I
O significado de uma obra literária não corresponde
à intenção do criador, pois ela tem vida própria e seu sentido pode ser
acrescido à medida que é avaliada por leitores de diferentes épocas. Essa
definição consta de “Conceito e divisão da Teoria da Literatura”, primeiro
capítulo do livro Teoria da Literatura “Revisitada” (Petrópolis-RJ,
Editora Vozes, 2005), das professoras Magaly Trindade
Gonçalves (1941-2015) e Zina C. Bellodi, e constitui um exemplo perfeito da
qualidade das ideias que o estudioso de Literatura irá encontrar nesta obra,
fundamental desde a sua publicação para quem quer se aventurar na arte (pouco
compensatória em termos financeiros) de escrever resenhas e ensaios.
Na
verdade, o livro traça, de modo geral, o percurso das ideias sobre a Literatura
ao longo da História, trazendo à tona as mais diversas concepções do literário,
que, embora distantes no tempo e no espaço, vivem quase sempre em permanente
diálogo, já que não só as ideias sobre o literário mudam, mas mudam também as
marcas essenciais da própria criação literária.
Discípulas
do poeta, crítico, tradutor e novelista português Adolfo Casais Monteiro
(1908-1972), perseguido pelo salazarismo (1933-1974) e exilado no Brasil a
partir de 1954, professor da
Universidade Estadual de São Paulo (Unesp), campus de Araraquara, interior de
São Paulo, a partir de 1962, as professoras Magaly e Zina mostram neste
trabalho já considerado clássico como o Realismo do século XIX e, mais
particularmente, o Naturalismo trazem a marca do interesse científico em
explicitar o mundo e o homem. E acrescentam: “E o romance prestava-se
magnificamente ao trabalho com as novas descobertas científicas, já que ele se
volta, normalmente, para tramas que ocorrem em grupos humanos, de maneira
aparentemente natural”.
Para
as autoras, o romance no século XIX representa a entrada do homem comum na
Literatura, “pois, ao contrário, por exemplo, da tragédia clássica, este
caracteriza-se exatamente por girar em torno de figuras que, vistas exteriormente,
são até banais”. Mas aqui não se deve deixar de lembrar que a entrada triunfal
do pobre no romance deu-se mesmo no século XVI com a publicação de La vida
de Lazarillo de Tormes y de sus fortunas y adversidades, obra espanhola
anônima, escrita em primeira pessoa e em estilo epistolar, cuja edição mais
antiga conhecida data de 1554.
As
autoras ressaltam que o romance, como gênero, surge e se desenvolve na fase da
ascensão da burguesia, de que a obra do inglês Charles Dickens (1812-1870) é o
melhor exemplo, pois surge no momento em que a Inglaterra chega ao apogeu na
revolução industrial, “quando se tornam acirrados os conflitos entre capital e
trabalho”.
II
Já o século XX é o período marcado pelo Formalismo
Russo, do qual saíram o New Criticism, o Estruturalismo, a Semiótica e a
Desconstrução. Para as autoras, porém, é difícil afirmar que esta ou aquela
corrente tenha sido a mais importante. “Ocorre que o século XX todo presenciou
o aparecimento de um número considerável de novas posturas sobre a Literatura,
muito mais, em termos quantitativos, do que ocorrera até então. Nesse sentido,
o século XX foi rico em teorias e posições críticas, como o foi também para os
mais variados campos do saber. Isso ocorreu por variadas razões, sendo uma
delas a maior facilidade de divulgação das ideias”, ressaltam.

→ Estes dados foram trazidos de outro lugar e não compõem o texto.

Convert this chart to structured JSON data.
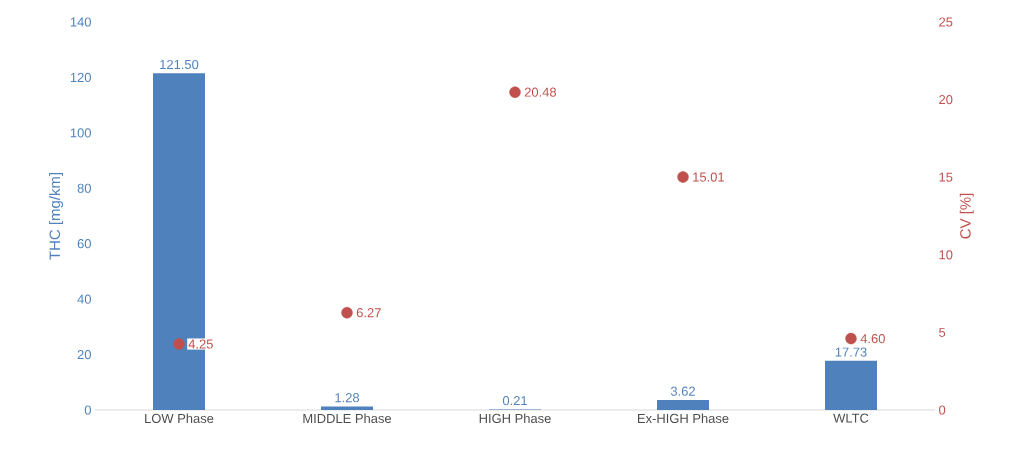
{
  "chart_data": {
    "type": "bar",
    "categories": [
      "LOW Phase",
      "MIDDLE Phase",
      "HIGH Phase",
      "Ex-HIGH Phase",
      "WLTC"
    ],
    "ylabel": "THC [mg/km]",
    "y2label": "CV [%]",
    "ylim": [
      0,
      140
    ],
    "yticks": [
      0,
      20,
      40,
      60,
      80,
      100,
      120,
      140
    ],
    "y2lim": [
      0,
      25
    ],
    "y2ticks": [
      0,
      5,
      10,
      15,
      20,
      25
    ],
    "series": [
      {
        "color": "#4f81bd",
        "values": [
          121.5,
          1.28,
          0.21,
          3.62,
          17.73
        ],
        "value_labels": [
          "121.50",
          "1.28",
          "0.21",
          "3.62",
          "17.73"
        ]
      },
      {
        "type": "scatter",
        "axis": "y2",
        "marker": "circle",
        "color": "#c0504d",
        "values": [
          4.25,
          6.27,
          20.48,
          15.01,
          4.6
        ],
        "value_labels": [
          "4.25",
          "6.27",
          "20.48",
          "15.01",
          "4.60"
        ]
      }
    ]
  }
}
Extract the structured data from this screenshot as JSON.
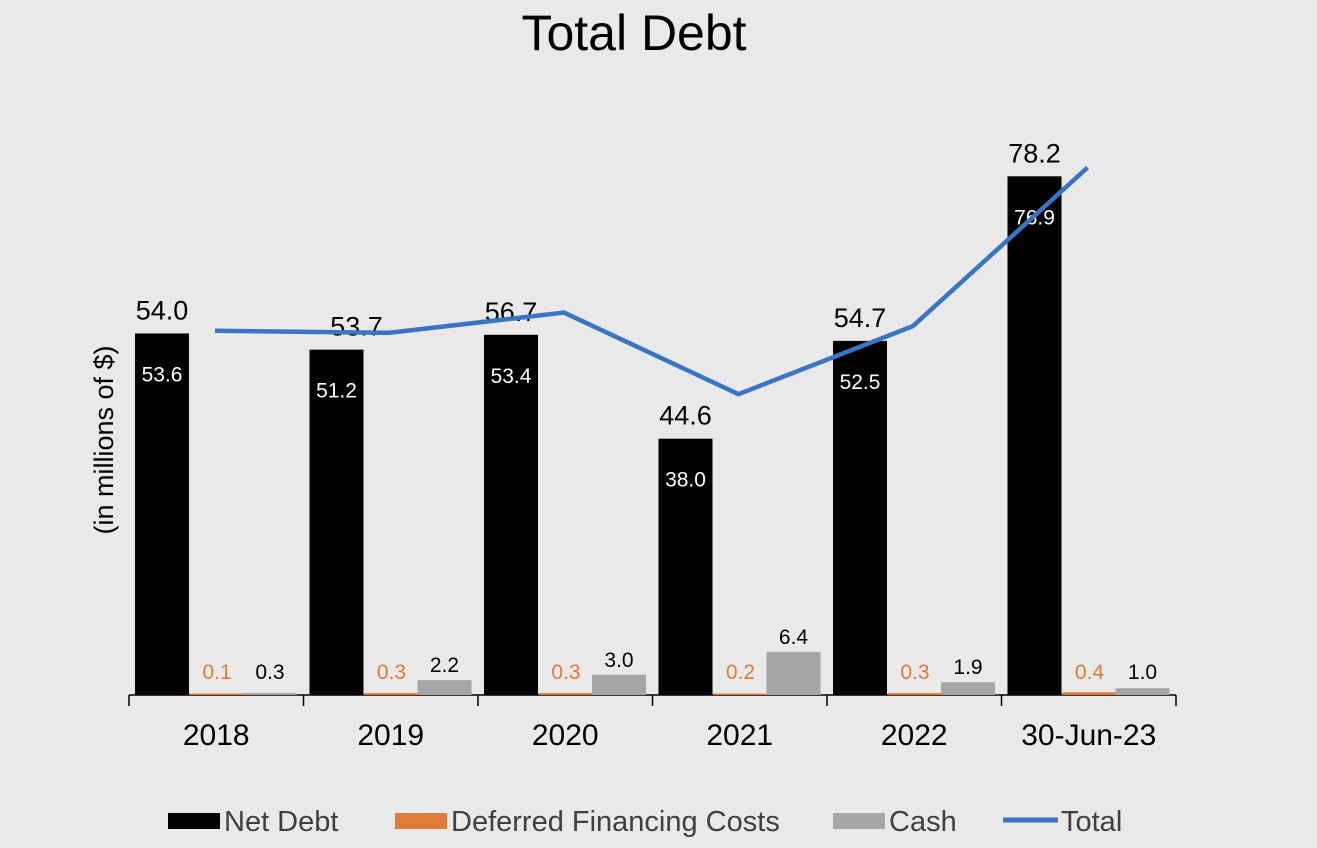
{
  "chart_data": {
    "type": "bar",
    "title": "Total Debt",
    "xlabel": "",
    "ylabel": "(in millions of $)",
    "ylim": [
      0,
      85
    ],
    "categories": [
      "2018",
      "2019",
      "2020",
      "2021",
      "2022",
      "30-Jun-23"
    ],
    "series": [
      {
        "name": "Net Debt",
        "type": "bar",
        "color": "#000000",
        "values": [
          53.6,
          51.2,
          53.4,
          38.0,
          52.5,
          76.9
        ],
        "labels": [
          "53.6",
          "51.2",
          "53.4",
          "38.0",
          "52.5",
          "76.9"
        ]
      },
      {
        "name": "Deferred Financing Costs",
        "type": "bar",
        "color": "#e07b39",
        "values": [
          0.1,
          0.3,
          0.3,
          0.2,
          0.3,
          0.4
        ],
        "labels": [
          "0.1",
          "0.3",
          "0.3",
          "0.2",
          "0.3",
          "0.4"
        ]
      },
      {
        "name": "Cash",
        "type": "bar",
        "color": "#a6a6a6",
        "values": [
          0.3,
          2.2,
          3.0,
          6.4,
          1.9,
          1.0
        ],
        "labels": [
          "0.3",
          "2.2",
          "3.0",
          "6.4",
          "1.9",
          "1.0"
        ]
      },
      {
        "name": "Total",
        "type": "line",
        "color": "#3a75c4",
        "values": [
          54.0,
          53.7,
          56.7,
          44.6,
          54.7,
          78.2
        ],
        "labels": [
          "54.0",
          "53.7",
          "56.7",
          "44.6",
          "54.7",
          "78.2"
        ]
      }
    ],
    "grid": false,
    "legend_position": "bottom"
  }
}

O capítulo final do livro é dedicado a outras
posições teóricas do século XX, que se afirmaram notadamente na segunda metade
da centúria, como a Crítica feminista, o Pós-modernismo, a Estética da
Recepção, o Comparativismo, a Desconstrução e o Feminismo. Nas considerações
finais, as autoras lembram que o século XX foi marcado por grandes propostas
inovadoras, algumas com frutos notáveis, outras mais de impacto e mais sujeitas
a modismos. “Foi um século rico e de questões tumultuadas no âmbito da Teoria
da Literatura”, concluem, lembrando ainda que esse longo período foi
extremamente pródigo em novas teorias e outras antigas, mas reformuladas,
inclusive com a abertura para grupos de alguma forma minoritários ou pelo menos
marginalizados como as correntes pós-colonialistas, a Literatura negra e de
outros grupos étnicos.
Enfim, como observa o filósofo, professor e crítico
literário Benedito Nunes (1929-2011), autor do prefácio, quem percorrer atentamente
esta obra vai encontrar um texto que não tem a pretensão de atingir a resposta
última a um grande questionamento, mas que o deixará satisfeito apenas pelo
estímulo que vem do amor à obra literária “e pela crença, ainda, na
possibilidade de passar aos leitores (principalmente os possíveis alunos) o
apreço e o interesse que proporciona o contato com o objeto literário”.
III
Nascida
de Araraquara-SP, onde também está sepultada, Magaly Trindade Gonçalves era
formada em Letras Anglo-germânicas e doutora em Teoria da Literatura.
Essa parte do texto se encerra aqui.